In this study, tissue damage from the suture tension was not considered. It is possible that the suture might have eroded into the vessel wall during tensioning. However, it is unknown whether these damages, if any, were caused by compressive force or relative slipping motion. The Cerclage annuloplasty exerted a maximum of 600 g force without evidence of tissue erosion. Given the significant lower forces experienced in this study, we assumed minimal or negligible damage to the vessel wall.

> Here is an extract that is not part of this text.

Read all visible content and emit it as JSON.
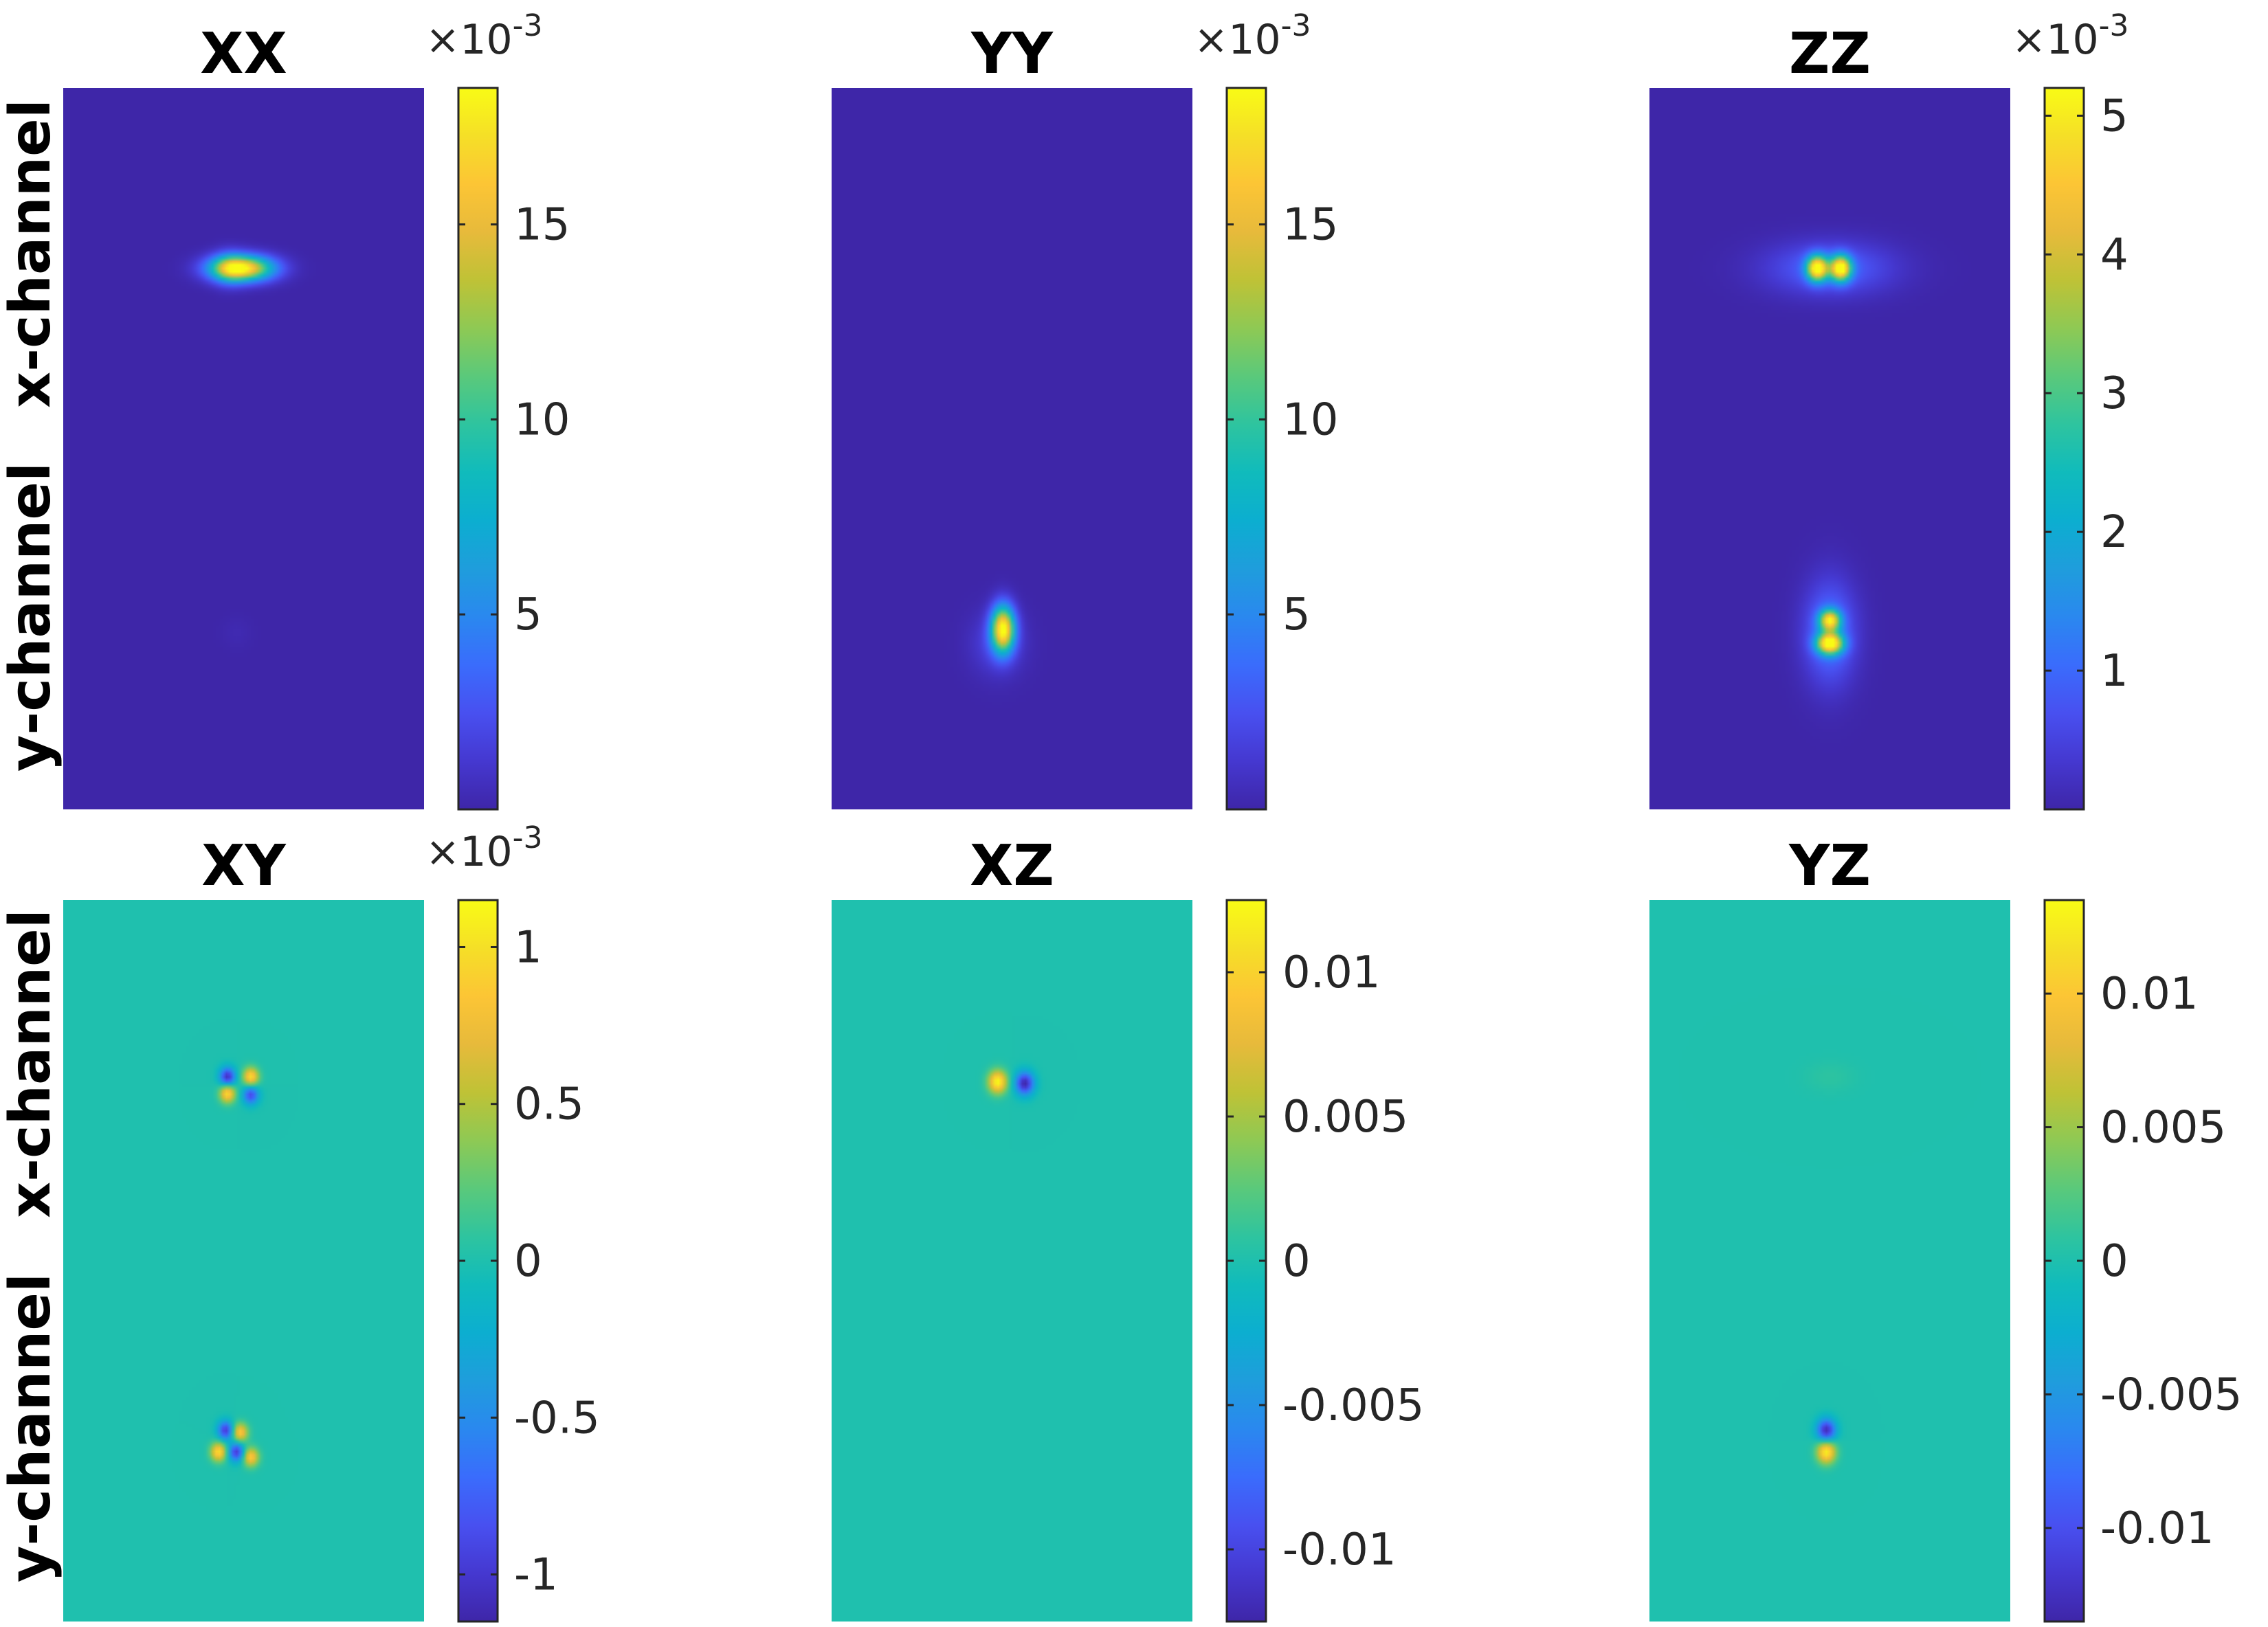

Currently, there is a lack of understanding of biomechanics involved in the device design and optimization of TMVR devices, possibly due to the complex MV geometries. Fortunately, in the past decade, the mechanical testing techniques and constitutive modeling in cardiovascular mechanics have improved tremendously. Human tissue material properties can now be tested extensively (Pham and Sun, 2013), modeled and implemented in computational studies (Wang and Sun, 2013). Improved computational models of MV has evolved (Krishnamurthy et al., 2009; Kunzelman et al., 1993; Pouch et al., 2012; Prot et al., 2009; Stevanella et al., 2011; Weinberg and Kaazempur Mofrad, 2007) and predicted several diseased states (Kunzelman et al., 1997; Prot et al., 2010; Wenk et al., 2010; Xu et al., 2012). Thus, the data in this study can be used in validation of computational models to predict the functionality of TMVR devices.

Limitations

There are several limitations in this study. The data are valid for isolated MA dilation model which is distinctly different from ischemic MR model (Timek and Miller, 2011). The mitral valve closure due to the hydrostatic pressure could alter the native MA mechanics by the expansion of the global LV. Leaflet coaptation height, depth and tethering length were not recorded as the result of 2D imaging, thus, MR grade was not classified. Future study using 3D echocardiography will provide a new insight into the 3D dynamic behavior of the MV during cinching. This study did not account for global expansion and contraction of LV, in vivo annular contraction and expansion of myocardial fibers. Thus, the active contraction properties of the MA and LV may relieve this suture cinching tension.

Conclusion

This study investigated the cinching tension required to reduce MA dilation in passive ovine heart model. The MA was dilated up to 22.8%. A mean force of 2.1 ± 0.5 N was required for 21.3 ± 5.6% in MA area reduction, reduced leakage by 51.72 ± 16.19% and restored the normal condition with a significant reduction in the S-L dimension. The cinching tension generated by the suture acts as a compensation force in MA reduction, implying the maximum tension to be generated by annuloplasty device to restore normal MA geometry. Several approaches that utilize the CS to rectify MA dilation have been developed, but long-term durability is yet to be achieved due to current fatigue and fracture events. Therefore, knowledge of the cinching force with the corresponding MA geometry will greatly contribute to the development and design of future TMVR devices and understanding of myocardial contraction function.

Acknowledgments

The authors would like to thank the Animal Technologies (Texas) and Brothers Quality, Inc. (Stafford Springs, CT) for animal tissue supplies, Kaitlyn Clarke, Andrew Reynolds, Brittany Depoi, Adarsha Selvachandran and Kewei Li for system support, and the American Heart Association SDG grant (0930319N) and the NIH NRSA F31 Pre-doctoral Fellowship grant (HL097722) for funding resources.

Footnotes

Conflict Of Interest: The authors have no conflict of interests.